– Дочь моя, я знаю, что ты страдаешь, что жизнь твоя не радостна… И некому тебя утешить, и ты окружена врагами. Я знаю, что ты с предубеждением смотришь на религию, которую я исповедую, и невольно должна глядеть на меня как на недруга и навязчивого, непрошеного гостя… Но если даже горе и несправедливости людские ожесточили твое сердце, все же оно еще так молодо, что не может не понять естественных побуждений другого сердца. Прошу тебя – забудь, что я католический монах и смотри на меня просто как на человека… Когда-то у меня была тоже дочь там, далеко в Италии… И я схоронил ее… Видя твою молодость, зная о твоих несчастиях, я не могу о тебе не думать и не жалеть тебя… И вот я пришел к тебе, чтобы поговорить с тобою о твоем тяжелом положении и поискать из него выхода…
Он остановился в волнении. Он глядел на Гальшку как добрый отец и, очевидно, с трудом сдерживал слезы, уже блестевшие на глазах его.

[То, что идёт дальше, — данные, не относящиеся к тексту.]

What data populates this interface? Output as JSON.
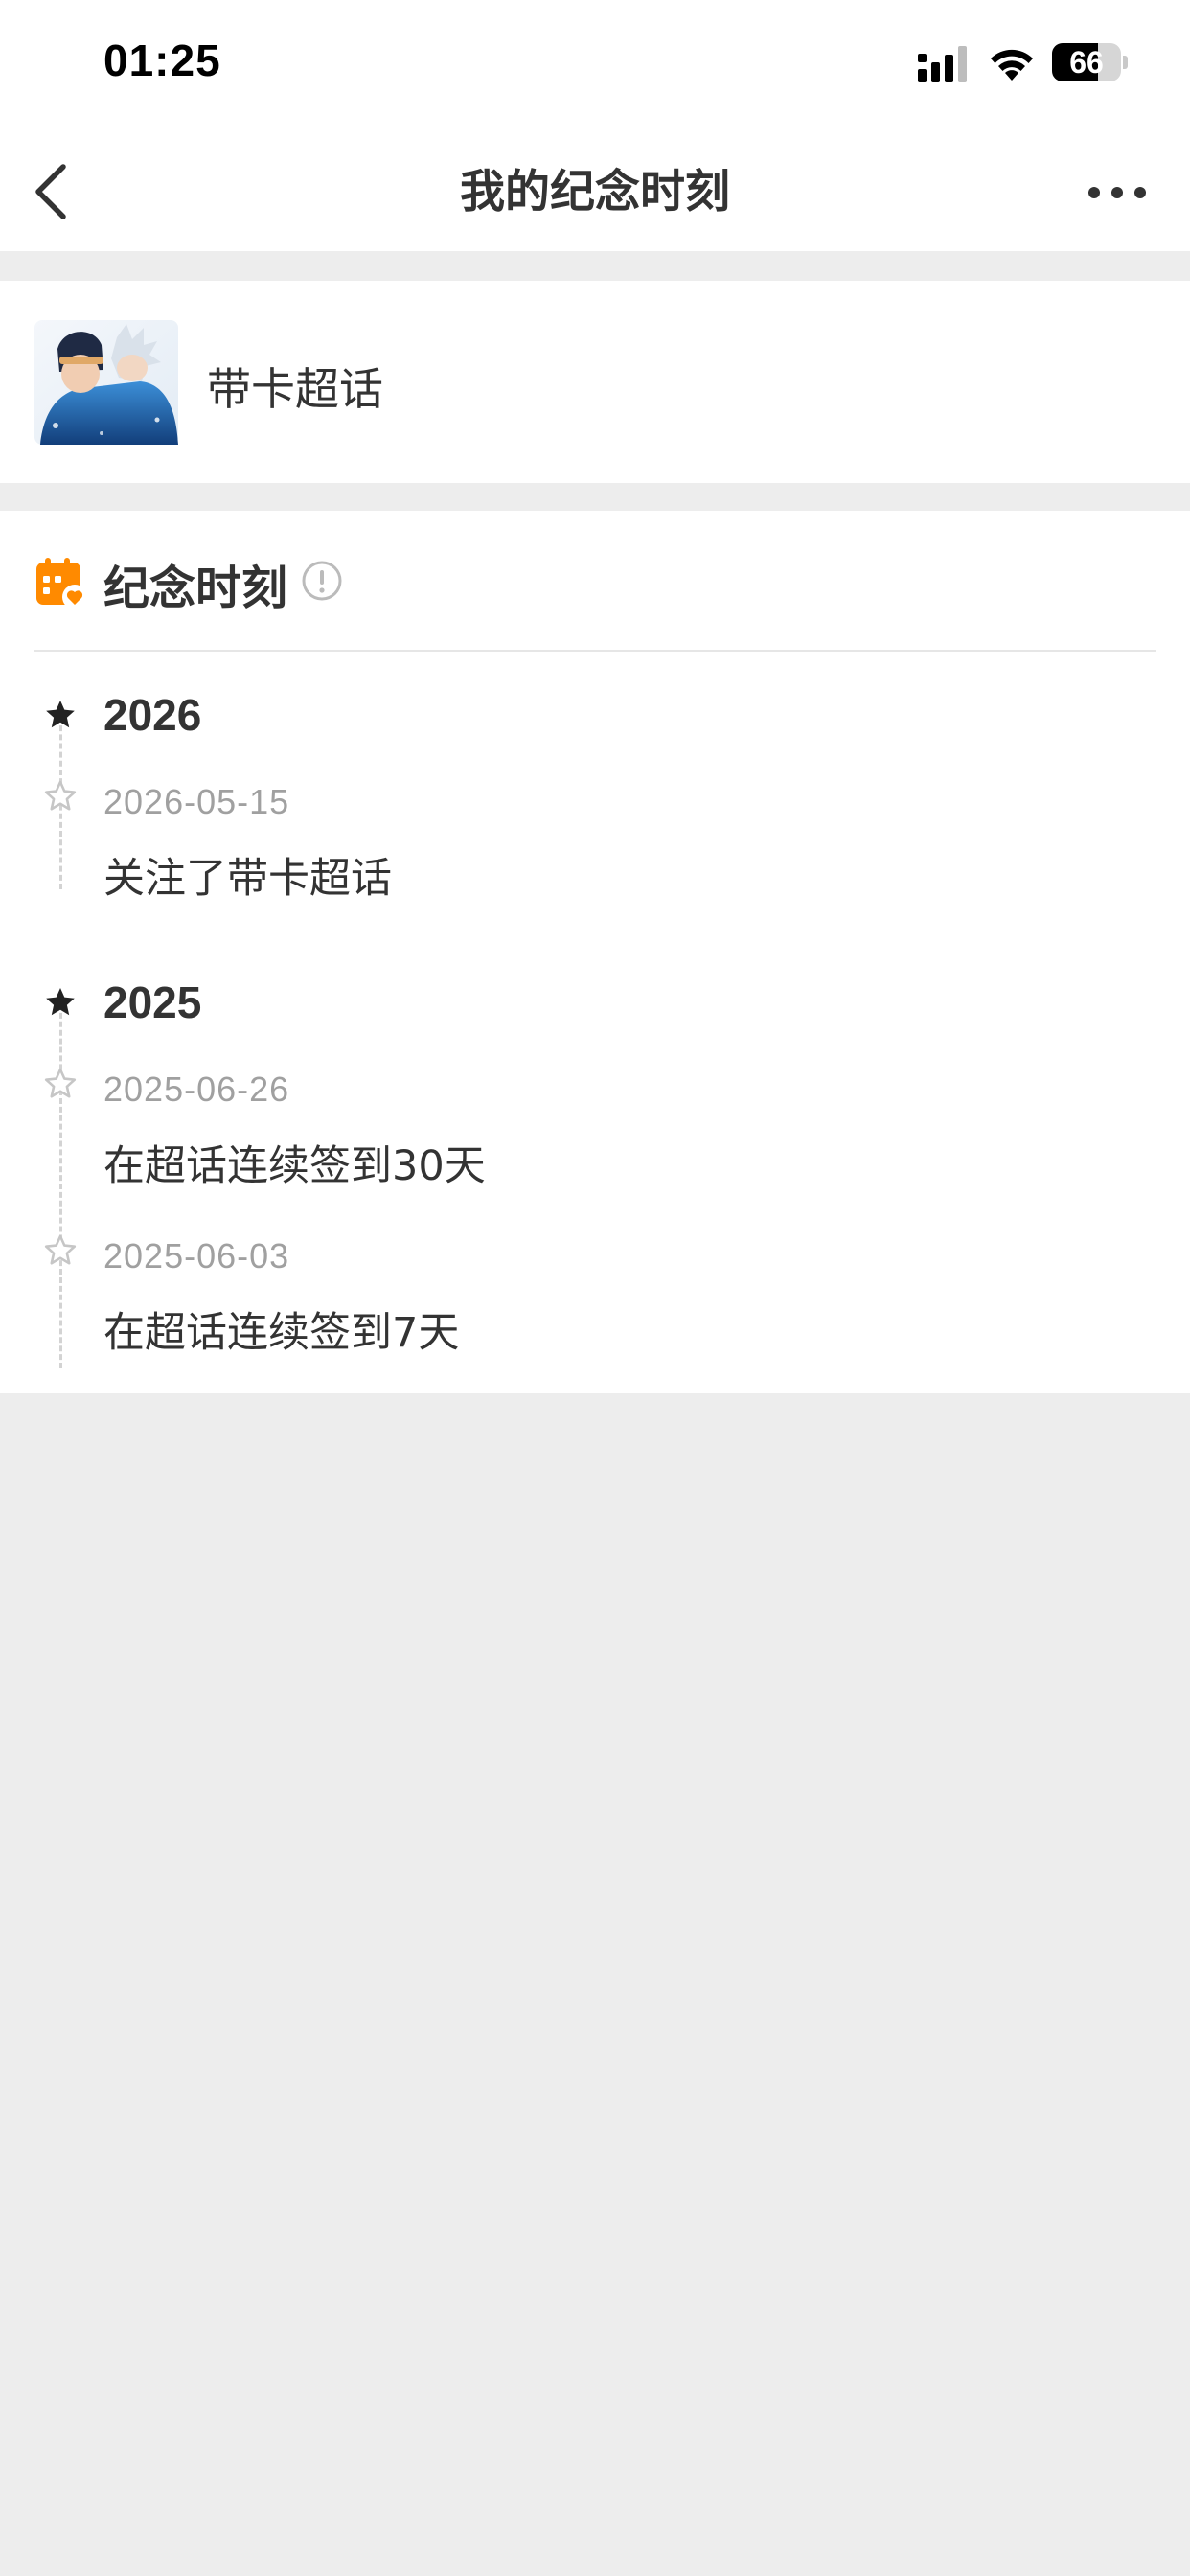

«У него такой искренний, добрый вид, он даже плачет… Но, Боже, ведь и Зося казалась искренней и плакала!» – подумала Гальшка.
– Благодарю вас, отец мой, но я не вижу, что вы могли бы для меня сделать, – сказала она.
– Сделать я, конечно, могу очень мало, – ответил иезуит, – но позволь мне откровенно высказать свои мысли…
– Я вас слушаю.
– Чувствуешь ли ты влечение к жизни в свете, к земному блеску?
– Зачем вы меня спрашиваете об этом?! Если вы знаете мое прошлое…
– Да, да, – перебил иезуит, – прости меня, мой вопрос излишен… Следовательно, я не ошибаюсь, думая, что ты ищешь тишины и успокоения, желаешь посвятить себя Богу?
Бледные щеки Гальшки слабо вспыхнули, в лице изобразилось раздражение. Она уже была не та, что прежде, – теперь она умела негодовать и возмущаться.